Presenter: Dr. Suzanne Hetzel Campbell, Associate Professor at the UBC, School of Nursing, Vancouver, Canada, is a seasoned global educator who uses technology and experiential learning pedagogy to build capacity in simulation. She provides ongoing leadership in facilitating faculty development workshops, mentoring new and seasoned authors to share their simulation designs in her award winning co-edited textbook and encouraging inter-professional simulations led by nurses. Understanding the complexities of bringing classrooms to life, she helps bridge the gap between education and practice. She is advancing inter-professional education, research, and practice by incorporating technical and non-technical skills such as communication, therapeutic relationship, leadership and team-building in her simulation research and international presentations and publications. Advancing nursing’s role in the development of knowledge, partnerships, and collaboration to better provide patient-centered health care and her clinical work in the area of lactation with underserved populations has led her to global and interdisciplinary work. Her passion in instrument development began as a doctoral student at the University of Rhode Island. She has continued creating instruments to measure communication and therapeutic relationships between providers and patients. Enjoying didactic, clinical, and technological teaching, she is excited to share her years of experience with the present and next generation of nursing faculty.

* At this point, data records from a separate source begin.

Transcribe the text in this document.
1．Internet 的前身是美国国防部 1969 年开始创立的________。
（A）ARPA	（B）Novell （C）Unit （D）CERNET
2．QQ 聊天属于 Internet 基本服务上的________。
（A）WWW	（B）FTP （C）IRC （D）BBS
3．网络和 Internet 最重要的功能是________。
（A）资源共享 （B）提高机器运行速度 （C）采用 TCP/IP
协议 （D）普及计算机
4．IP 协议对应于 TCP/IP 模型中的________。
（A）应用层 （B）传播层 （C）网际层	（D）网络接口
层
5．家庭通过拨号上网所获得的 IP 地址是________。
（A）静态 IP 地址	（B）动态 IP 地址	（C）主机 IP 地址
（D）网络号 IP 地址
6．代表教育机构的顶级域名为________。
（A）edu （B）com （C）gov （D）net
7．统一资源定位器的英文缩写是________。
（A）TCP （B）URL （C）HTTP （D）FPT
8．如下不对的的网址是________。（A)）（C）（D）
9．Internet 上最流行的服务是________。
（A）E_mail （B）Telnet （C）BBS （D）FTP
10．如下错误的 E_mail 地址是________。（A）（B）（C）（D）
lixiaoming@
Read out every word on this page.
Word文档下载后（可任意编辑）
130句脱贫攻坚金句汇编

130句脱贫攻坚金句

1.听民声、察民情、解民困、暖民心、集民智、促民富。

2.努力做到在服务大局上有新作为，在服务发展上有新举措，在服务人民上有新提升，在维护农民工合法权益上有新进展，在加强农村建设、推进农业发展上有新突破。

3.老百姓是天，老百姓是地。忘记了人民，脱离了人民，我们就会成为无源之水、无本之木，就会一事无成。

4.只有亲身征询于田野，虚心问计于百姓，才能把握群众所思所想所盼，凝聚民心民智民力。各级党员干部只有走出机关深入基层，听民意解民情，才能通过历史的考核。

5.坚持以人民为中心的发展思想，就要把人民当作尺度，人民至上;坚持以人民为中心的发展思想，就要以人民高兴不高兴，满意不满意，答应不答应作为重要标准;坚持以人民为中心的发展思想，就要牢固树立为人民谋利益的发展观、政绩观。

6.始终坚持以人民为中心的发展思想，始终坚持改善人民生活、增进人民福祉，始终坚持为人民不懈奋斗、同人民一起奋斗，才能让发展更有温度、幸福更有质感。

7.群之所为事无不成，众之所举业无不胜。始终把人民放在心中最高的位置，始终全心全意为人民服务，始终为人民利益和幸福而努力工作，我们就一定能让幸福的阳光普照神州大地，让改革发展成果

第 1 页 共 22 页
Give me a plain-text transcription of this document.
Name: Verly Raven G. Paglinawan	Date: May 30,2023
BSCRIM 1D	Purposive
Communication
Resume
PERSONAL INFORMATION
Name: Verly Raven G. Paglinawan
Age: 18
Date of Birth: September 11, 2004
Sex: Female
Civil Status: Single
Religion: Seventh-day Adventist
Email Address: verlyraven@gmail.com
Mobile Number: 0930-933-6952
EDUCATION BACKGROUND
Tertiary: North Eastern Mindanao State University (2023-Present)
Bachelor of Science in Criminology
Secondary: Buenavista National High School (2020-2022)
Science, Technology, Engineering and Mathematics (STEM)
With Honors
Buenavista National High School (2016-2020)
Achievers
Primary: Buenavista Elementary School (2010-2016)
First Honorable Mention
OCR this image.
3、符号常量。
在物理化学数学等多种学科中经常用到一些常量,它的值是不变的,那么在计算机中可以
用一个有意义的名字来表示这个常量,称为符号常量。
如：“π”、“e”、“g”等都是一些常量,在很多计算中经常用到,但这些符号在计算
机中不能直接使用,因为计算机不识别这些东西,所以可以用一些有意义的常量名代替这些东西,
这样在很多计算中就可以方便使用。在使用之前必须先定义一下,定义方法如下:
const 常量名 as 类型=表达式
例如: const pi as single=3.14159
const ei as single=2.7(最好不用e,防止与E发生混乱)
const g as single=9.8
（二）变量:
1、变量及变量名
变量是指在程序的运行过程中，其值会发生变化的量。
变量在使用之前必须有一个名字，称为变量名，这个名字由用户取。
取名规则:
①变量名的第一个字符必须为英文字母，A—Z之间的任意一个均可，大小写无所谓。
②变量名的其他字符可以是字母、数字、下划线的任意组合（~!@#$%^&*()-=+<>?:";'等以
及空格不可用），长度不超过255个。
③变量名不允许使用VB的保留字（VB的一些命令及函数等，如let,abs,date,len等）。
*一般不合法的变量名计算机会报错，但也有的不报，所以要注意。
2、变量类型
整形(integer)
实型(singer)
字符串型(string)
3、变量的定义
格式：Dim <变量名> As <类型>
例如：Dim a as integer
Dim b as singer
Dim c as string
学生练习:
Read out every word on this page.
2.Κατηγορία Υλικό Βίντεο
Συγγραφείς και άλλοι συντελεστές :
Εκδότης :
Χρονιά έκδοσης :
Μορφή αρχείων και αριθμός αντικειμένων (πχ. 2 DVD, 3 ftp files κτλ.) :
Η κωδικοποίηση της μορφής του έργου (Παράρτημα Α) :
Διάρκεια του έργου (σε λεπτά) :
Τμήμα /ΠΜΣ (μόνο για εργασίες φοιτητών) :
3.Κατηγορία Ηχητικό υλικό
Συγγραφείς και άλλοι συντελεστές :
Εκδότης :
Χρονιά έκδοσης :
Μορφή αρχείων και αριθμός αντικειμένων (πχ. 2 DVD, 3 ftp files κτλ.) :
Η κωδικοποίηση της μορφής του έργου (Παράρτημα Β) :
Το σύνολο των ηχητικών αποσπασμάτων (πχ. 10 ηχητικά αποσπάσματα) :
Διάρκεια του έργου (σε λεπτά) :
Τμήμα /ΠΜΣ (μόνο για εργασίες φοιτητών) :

Moderator: Leslie Graham is Coordinator of the RPN to BScN Bridging Program, and Professor, Nursing/Adjunct Professor at the University of Ontario, Institute of Technology –Durham College (UOIT-DC) Collaborative Nursing Program. Currently a doctoral student at the University of Western Ontario, where her research interests involve faculty development for simulation-based learning in nursing education, Ms. Graham elevates simulation as pedagogy through national and international presentations and publications.  Being a passionate educator, Ms. Graham has received several awards in recognition of excellence in nursing education. As result of early work in simulation-based education, she was the recipient of the American Journal of Nursing Book of the Year.